Quand Trouillot écrit, sans la moindre empathie, que « l’hôtel tenait debout, visité par les rats », il ne s’en prend pas qu’à un lieu physique. Il attaque aussi, par ricochet, ceux qui y trouvaient encore un abri symbolique. Il fustige l’indigénisme adapté au tourisme, mais il fustige, sans le dire, une autre forme de présence : celle des corps marginaux, des désirs contrariés, des identités flottantes. Le problème n’est peut-être pas tant l’Occident, mais ce qu’il a laissé, malgré lui, comme brèche d’expression pour ceux qui ne rentraient pas dans les catégories sociales et sexuelles admises. Trouillot aurait pu dire que l’Oloffson fut un espace de liberté. Il aurait pu noter que, dans un pays où le rejet des sexualités minoritaires est profond, cet hôtel avait, à sa façon, offert un interstice. Il ne l’a pas fait. Il a préféré ricaner. C’est là, non pas une homophobie explicite, mais un effacement stratégique. Un refus de nommer. Une volonté de ne pas faire place à ces existences que même la culture haitienne préfère garder hors-champ.

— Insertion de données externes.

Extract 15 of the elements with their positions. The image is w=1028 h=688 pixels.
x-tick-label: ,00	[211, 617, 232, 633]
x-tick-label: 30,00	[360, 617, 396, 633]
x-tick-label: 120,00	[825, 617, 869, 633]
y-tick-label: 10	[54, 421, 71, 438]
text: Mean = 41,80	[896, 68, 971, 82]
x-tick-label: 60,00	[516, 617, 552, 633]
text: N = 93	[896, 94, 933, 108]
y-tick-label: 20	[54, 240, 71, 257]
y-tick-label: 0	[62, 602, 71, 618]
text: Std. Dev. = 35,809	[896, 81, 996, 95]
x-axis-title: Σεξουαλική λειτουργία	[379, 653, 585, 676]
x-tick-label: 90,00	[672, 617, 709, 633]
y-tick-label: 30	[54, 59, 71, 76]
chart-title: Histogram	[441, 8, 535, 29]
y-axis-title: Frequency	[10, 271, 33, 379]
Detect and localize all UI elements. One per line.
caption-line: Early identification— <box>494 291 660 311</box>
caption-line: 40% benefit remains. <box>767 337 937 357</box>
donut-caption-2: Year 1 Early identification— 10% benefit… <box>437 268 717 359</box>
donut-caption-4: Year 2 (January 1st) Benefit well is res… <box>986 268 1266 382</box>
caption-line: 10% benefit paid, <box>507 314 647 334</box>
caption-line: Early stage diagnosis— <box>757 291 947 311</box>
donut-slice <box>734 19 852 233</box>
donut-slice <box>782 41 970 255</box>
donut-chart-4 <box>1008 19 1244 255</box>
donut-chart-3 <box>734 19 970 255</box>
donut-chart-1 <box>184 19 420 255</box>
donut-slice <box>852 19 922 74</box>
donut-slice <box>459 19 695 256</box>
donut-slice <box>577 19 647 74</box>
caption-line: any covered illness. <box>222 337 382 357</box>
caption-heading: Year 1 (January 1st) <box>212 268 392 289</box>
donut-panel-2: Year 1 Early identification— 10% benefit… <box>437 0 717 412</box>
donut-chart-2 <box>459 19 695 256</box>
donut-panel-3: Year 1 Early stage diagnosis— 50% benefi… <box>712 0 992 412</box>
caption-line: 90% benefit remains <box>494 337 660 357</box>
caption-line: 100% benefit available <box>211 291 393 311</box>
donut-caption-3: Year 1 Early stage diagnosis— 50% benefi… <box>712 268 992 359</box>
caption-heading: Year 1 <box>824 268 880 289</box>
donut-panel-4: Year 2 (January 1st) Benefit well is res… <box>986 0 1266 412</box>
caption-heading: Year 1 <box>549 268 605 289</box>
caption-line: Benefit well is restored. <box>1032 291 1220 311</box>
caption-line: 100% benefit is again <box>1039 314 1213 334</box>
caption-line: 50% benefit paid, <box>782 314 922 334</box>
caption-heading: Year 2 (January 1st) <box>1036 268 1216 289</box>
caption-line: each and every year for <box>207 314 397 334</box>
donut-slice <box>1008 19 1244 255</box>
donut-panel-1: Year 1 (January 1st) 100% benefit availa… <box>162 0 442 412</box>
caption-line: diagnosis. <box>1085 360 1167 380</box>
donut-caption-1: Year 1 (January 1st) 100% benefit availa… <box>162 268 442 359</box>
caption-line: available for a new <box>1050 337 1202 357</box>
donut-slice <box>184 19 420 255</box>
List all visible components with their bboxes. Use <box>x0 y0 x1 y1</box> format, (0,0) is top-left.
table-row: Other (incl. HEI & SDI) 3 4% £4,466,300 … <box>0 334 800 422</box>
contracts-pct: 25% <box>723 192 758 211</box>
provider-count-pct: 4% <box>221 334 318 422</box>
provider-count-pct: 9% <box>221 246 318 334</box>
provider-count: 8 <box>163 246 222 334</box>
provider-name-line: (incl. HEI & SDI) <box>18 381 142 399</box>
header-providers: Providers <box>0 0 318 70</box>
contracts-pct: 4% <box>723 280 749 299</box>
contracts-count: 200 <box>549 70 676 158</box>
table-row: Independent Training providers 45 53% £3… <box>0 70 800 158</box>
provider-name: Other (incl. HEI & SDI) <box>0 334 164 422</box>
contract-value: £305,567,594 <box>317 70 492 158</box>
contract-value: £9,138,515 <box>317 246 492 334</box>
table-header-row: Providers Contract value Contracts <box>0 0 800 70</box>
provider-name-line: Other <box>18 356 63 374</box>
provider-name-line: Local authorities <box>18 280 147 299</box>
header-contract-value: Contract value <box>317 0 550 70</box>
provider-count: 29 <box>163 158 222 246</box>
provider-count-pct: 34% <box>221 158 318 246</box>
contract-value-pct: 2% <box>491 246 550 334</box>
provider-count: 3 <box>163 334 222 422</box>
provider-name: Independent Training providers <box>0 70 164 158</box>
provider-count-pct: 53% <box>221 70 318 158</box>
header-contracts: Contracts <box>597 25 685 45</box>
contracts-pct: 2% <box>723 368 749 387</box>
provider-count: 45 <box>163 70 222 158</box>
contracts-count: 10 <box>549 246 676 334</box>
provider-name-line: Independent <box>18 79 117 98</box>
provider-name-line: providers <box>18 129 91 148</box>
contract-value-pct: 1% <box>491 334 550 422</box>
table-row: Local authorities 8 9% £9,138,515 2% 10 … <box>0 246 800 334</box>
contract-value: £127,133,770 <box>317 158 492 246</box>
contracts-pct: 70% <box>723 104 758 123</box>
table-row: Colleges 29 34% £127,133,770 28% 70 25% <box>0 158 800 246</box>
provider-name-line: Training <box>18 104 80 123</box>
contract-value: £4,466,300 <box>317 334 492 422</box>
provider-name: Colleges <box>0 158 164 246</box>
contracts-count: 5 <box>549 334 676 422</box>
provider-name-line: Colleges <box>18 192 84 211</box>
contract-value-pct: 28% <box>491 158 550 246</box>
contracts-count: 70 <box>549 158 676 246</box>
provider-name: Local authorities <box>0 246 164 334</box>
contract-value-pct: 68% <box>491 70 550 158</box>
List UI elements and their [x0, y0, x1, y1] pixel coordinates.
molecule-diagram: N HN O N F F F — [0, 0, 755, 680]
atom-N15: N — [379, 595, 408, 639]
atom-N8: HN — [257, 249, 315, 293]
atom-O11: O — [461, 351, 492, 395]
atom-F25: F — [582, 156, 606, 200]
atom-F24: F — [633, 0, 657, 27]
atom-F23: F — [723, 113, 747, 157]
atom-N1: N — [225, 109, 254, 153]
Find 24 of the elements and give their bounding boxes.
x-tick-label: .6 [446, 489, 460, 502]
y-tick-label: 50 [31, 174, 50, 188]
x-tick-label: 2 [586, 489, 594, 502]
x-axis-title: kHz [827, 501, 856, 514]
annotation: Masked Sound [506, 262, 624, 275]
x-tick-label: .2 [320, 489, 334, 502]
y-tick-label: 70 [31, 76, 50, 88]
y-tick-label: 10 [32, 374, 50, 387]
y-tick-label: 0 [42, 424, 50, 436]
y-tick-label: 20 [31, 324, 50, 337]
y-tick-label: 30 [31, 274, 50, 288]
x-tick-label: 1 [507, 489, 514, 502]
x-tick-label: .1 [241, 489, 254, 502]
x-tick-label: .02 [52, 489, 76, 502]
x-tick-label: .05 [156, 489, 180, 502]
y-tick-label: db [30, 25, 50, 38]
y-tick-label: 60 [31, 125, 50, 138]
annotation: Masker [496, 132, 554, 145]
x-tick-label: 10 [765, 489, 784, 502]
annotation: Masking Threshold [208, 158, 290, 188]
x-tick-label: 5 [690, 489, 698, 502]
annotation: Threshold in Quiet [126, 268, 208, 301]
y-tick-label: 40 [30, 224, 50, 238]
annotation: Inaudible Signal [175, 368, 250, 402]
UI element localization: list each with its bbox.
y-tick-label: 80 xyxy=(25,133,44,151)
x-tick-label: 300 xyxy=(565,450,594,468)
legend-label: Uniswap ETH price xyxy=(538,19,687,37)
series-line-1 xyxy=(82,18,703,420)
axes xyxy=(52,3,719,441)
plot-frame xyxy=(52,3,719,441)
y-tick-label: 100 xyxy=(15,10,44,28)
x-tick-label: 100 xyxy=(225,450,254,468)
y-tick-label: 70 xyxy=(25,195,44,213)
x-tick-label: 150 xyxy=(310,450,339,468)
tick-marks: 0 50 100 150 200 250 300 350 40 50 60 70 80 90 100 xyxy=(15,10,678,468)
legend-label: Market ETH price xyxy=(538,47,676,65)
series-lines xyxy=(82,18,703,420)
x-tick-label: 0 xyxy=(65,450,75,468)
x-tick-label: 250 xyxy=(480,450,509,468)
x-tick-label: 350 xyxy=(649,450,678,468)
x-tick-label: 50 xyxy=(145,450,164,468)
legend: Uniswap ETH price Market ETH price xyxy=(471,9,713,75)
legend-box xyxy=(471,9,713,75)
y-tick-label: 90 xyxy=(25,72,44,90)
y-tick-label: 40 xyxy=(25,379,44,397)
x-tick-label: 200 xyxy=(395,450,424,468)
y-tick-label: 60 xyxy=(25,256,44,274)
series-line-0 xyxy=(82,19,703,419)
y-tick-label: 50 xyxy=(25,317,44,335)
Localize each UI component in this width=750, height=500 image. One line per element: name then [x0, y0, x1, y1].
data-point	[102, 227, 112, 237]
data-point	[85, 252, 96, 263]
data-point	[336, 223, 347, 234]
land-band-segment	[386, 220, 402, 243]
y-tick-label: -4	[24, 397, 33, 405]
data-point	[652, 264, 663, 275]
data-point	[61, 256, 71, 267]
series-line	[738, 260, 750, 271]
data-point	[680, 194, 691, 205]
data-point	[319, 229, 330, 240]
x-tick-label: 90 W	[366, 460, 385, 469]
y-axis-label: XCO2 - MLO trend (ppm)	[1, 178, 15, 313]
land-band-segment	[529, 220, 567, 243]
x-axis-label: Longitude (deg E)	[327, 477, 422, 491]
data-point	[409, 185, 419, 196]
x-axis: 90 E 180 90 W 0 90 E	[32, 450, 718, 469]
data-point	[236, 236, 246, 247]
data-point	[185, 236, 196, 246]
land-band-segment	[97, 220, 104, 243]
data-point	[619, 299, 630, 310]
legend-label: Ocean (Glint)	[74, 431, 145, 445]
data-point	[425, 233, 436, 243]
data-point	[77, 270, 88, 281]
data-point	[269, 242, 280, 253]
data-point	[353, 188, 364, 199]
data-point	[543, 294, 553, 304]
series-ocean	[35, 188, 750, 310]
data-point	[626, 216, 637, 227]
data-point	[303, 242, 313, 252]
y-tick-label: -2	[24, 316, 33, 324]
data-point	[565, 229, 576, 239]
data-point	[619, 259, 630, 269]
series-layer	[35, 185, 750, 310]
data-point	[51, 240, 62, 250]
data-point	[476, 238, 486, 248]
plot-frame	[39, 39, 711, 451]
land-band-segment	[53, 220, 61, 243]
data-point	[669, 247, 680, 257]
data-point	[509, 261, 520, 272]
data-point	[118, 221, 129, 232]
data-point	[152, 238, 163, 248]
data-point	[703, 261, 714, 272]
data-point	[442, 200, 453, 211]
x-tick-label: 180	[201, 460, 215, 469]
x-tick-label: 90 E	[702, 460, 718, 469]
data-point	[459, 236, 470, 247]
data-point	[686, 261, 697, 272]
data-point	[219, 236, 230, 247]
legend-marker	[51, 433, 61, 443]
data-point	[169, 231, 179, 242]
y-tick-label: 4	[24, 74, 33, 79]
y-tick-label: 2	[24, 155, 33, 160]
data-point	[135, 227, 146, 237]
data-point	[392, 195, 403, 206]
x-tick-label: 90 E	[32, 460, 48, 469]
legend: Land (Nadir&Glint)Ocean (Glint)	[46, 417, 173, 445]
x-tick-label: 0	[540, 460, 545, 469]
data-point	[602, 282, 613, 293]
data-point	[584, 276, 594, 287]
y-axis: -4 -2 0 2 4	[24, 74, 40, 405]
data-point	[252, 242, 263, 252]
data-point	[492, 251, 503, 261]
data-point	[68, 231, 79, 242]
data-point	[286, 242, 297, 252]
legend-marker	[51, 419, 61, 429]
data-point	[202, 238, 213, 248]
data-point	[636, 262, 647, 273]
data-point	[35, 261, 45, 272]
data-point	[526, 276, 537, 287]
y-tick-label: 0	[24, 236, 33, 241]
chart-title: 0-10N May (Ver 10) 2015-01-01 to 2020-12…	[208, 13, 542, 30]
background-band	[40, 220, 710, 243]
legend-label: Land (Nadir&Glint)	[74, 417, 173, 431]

Quand on regarde bien, le texte de Trouillot n’est pas une simple chronique. C’est un acte de vandalisme symbolique. Il détruit plus qu’il ne critique. Il ne propose rien. Il raye. Il classe. Il désigne du doigt. Il fait ce que font ceux qui veulent conserver le monopole du sens. Mais la culture, aujourd’hui, lui échappe. Elle déborde. Elle se joue ailleurs. Et elle ne s’excusera pas. La « mort » de l’Oloffson ne devrait pas être l’occasion d’un mépris, mais d’une réconciliation. Réconciliation avec nos mémoires plurielles. Avec nos identités complexes. Avec nos voix oubliées. Car la culture ne se sauvera pas sans eux. Sans les corps invisibles. Sans les marges. Sans les souffles qu’on empêche. Sans les rêves qu’on méprise.
« On a tous en nous quelque chose de Tennessee,
Chantait Johnny Hallyday.
Cette volonté de prolonger la nuit, ce désir fou de vivre une autre vie… »
Ces vers, plus qu’une chanson, résume le drame de tant d’existences réprimées, exilées dans leur propre peau. Tennessee Williams a incarné cette tension jusqu’à l’épuisement, jusqu’à l’extinction. Et c’est précisément pour cela qu’il avait trouvé à l’Oloffson une forme de paix temporaire, un répit dans un monde qui n’autorisait pas les êtres trop sensibles à être simplement ce qu’ils sont.
Tennessee Williams aurait compris cela. Il l’aurait écrit. Peut-être même dans une chambre d’hôtel, entre deux silences. Avec ce qu’il lui restait de lucidité. Et de désir.